IRVING, TX—La Quinta Holdings Inc.’s board of directors has formally approved the distribution to its stockholders of all of the outstanding shares of common stock of CorePoint Lodging Inc., which will become the holder of the owned real estate assets previously held by La Quinta. Promptly following the distribution of CorePoint Lodging, La Quinta, which will then continue to hold its management and franchise businesses, expects to complete the previously announced merger with Wyndham Worldwide Corporation.
In connection with the approval of the CorePoint Lodging distribution, the La Quinta board of directors has also set the distribution ratio, record date and distribution date for the spin-off.
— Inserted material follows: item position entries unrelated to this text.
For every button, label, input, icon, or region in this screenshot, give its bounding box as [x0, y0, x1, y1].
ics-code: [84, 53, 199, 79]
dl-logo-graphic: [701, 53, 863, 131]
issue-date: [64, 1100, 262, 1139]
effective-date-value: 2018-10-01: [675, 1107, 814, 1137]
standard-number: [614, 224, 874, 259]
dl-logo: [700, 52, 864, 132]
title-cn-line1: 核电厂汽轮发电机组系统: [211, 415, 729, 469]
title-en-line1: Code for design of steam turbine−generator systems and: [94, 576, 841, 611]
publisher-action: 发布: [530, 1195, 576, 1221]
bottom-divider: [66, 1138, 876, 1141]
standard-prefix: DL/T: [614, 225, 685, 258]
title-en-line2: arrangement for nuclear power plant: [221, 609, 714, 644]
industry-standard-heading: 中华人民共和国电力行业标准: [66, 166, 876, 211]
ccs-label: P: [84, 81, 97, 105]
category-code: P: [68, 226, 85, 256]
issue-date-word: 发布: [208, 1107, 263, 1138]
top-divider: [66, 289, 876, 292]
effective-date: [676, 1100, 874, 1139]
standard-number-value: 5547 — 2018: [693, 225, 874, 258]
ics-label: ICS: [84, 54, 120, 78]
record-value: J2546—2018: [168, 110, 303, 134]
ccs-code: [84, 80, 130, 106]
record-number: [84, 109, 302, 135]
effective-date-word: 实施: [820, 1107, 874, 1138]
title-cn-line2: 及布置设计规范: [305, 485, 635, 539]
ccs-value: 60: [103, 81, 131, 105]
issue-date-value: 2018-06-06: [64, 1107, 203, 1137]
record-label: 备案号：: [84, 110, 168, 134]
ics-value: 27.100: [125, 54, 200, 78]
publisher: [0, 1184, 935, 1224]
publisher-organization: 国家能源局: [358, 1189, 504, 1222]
As a result, the following will occur:
- Subject to the satisfaction or waiver of certain conditions, the completion of the CorePoint Lodging spin-off, followed by the completion of the La Quinta merger, is expected to be completed on May 30, 2018.
- In connection with the spin-off distribution, La Quinta stockholders will receive one share of CorePoint Lodging for every one share of La Quinta, after giving effect to a 1-for-2 reverse stock split immediately prior to the distribution.
- In connection with the closing of the merger, La Quinta stockholders will be entitled to receive $8.40 in cash per share (or $16.80 in cash per share after giving effect to the 1-for-2 reverse stock split to occur immediately prior to the distribution), without interest.
- Immediately following the distribution, CorePoint Lodging will be an independent, publicly traded company, and La Quinta will retain no ownership interest in CorePoint Lodging.
CorePoint Lodging is expected to begin regular-way trading on the New York Stock Exchange (NYSE) under the ticker symbol “CPLG” on May 31, 2018.